PLOS Computational Biology | 2014
Lander Willem; Sean Stijven; Ekaterina Vladislavleva; Jan Broeckhove; Philippe Beutels; Niel Hens
Modeling plays a major role in policy making, especially for infectious disease interventions but such models can be complex and computationally intensive. A more systematic exploration is needed to gain a thorough systems understanding. We present an active learning approach based on machine learning techniques as iterative surrogate modeling and model-guided experimentation to systematically analyze both common and edge manifestations of complex model runs. Symbolic regression is used for nonlinear response surface modeling with automatic feature selection. First, we illustrate our approach using an individual-based model for influenza vaccination. After optimizing the parameter space, we observe an inverse relationship between vaccination coverage and cumulative attack rate reinforced by herd immunity. Second, we demonstrate the use of surrogate modeling techniques on input-response data from a deterministic dynamic model, which was designed to explore the cost-effectiveness of varicella-zoster virus vaccination.
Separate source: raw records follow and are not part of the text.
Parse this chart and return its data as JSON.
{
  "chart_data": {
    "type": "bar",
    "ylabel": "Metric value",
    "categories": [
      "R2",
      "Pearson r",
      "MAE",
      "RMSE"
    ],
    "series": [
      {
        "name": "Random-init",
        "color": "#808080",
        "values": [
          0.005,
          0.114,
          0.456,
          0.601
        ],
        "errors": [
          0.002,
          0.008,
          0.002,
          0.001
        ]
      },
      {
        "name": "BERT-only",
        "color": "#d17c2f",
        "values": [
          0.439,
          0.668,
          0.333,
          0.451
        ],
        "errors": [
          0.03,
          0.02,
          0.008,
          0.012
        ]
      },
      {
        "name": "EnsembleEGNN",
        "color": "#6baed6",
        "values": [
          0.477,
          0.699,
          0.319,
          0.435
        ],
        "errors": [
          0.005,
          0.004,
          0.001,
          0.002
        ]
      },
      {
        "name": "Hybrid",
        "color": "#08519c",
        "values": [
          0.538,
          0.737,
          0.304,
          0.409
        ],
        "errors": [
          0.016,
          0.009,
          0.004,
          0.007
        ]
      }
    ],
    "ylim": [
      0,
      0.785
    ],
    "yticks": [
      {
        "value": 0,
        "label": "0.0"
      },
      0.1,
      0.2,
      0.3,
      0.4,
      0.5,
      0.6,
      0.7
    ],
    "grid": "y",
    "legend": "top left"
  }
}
We use symbolic regression to handle high dimensionality and correlated inputs and to identify the most influential variables. Provided insight is used to focus research, reduce dimensionality and decrease decision uncertainty. We conclude that active learning is needed to fully understand complex systems behavior. Surrogate models can be readily explored at no computational expense, and can also be used as emulator to improve rapid policy making in various settings.